Computer Science Stack Exchange is a question and answer site for students, researchers and practitioners of computer science. It only takes a minute to sign up.
Sign up to join this community
Rice theorem says that any non trivial property of a language recognized by a Turing Machine is undecidable.
Now does this theorem applies to machines as well since we can define a language consisting of strings which are encoding of machines?
For example whether a machine will run more than 100 steps on some input? This is nontrivial but wikipedia says it is decidable.
The Rice's theorem can also be stated in terms of index sets of TMs.
Lets start with a basic definition of a property of a language. A property of a language is a set of languages. For example $$P_{reg} = \{L \mid L \text{ is regular } \}$$ and $$P_{fin} = \{L \mid L \text{ is finite } \}$$ are properties of languages.

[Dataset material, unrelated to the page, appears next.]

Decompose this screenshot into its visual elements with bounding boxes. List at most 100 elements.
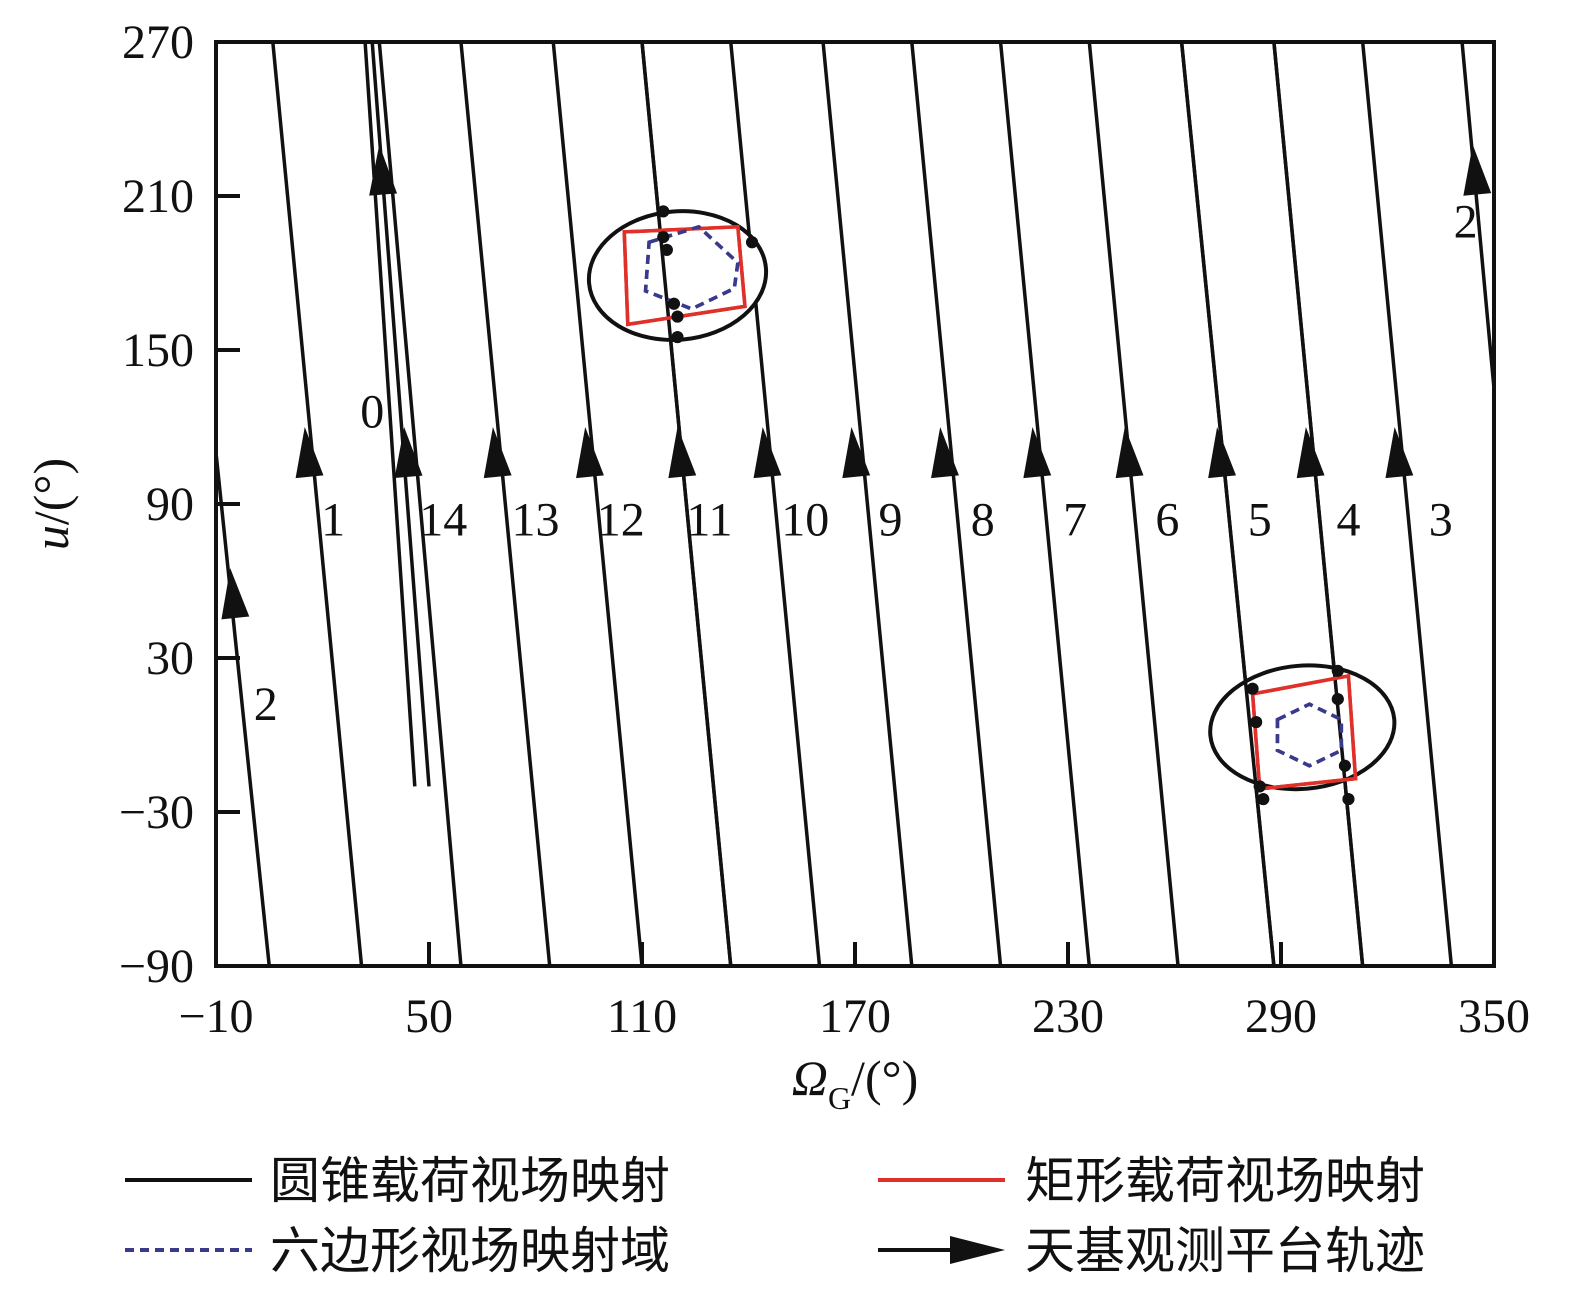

We also define a language of indexes as $$L_P = \{\langle M \rangle\ \mid L(M) \in P\}$$ In simple words, a set of TM indexes such that the language recognized by $M$ belongs to the property $P$. Now, the Rice's theorem states that if $P$ is nontrivial then the problem whether $n \in L_P$ is undecidable, i.e., $L_P$ is undecidable.
However, we cannot apply it to the following sets $$L_1 = \{\langle M \rangle\ \mid M \text { has } 5 \text{ states} \}$$ and $$L_2 = \{\langle M \rangle\ \mid M \text { never writes to the tape} \}$$ since they talk about properties of Turing machines and not languages (we cannot say a language $L$ has 5 states). They may be decidable or not which may be proved the other way (not using the Rice's theorem). For example, $L_1$ is decidable since you simply count the number of states of a TM.
So, the answer to your question
does this theorem applies to machines
depends on what set of TMs you are talking about. If this is a set of TMs whose recognizing languages belong to some nontrivial property of a language then the answer is "yes", otherwise the answer is "no".
Rice's theorem talks about the decision problem associated to a set of computable functions. There isn't a unique correspondence between computable functions and Turing machines, consider for example a machine that always returns $YES$ and a machine that does nothing for 100 steps and then returns $YES$.
You may apply Rice's theorem to a set of machines $S$ if $S$ is such that for all $x, y$:
$\qquad (M_x \in S \wedge \phi_x = \phi_y) \rightarrow M_y \in S$
where $M_z$ is the $z$-th Turing machine in any Goedelization and $\phi_z$ is the function computed by the $z$-th Turing machine.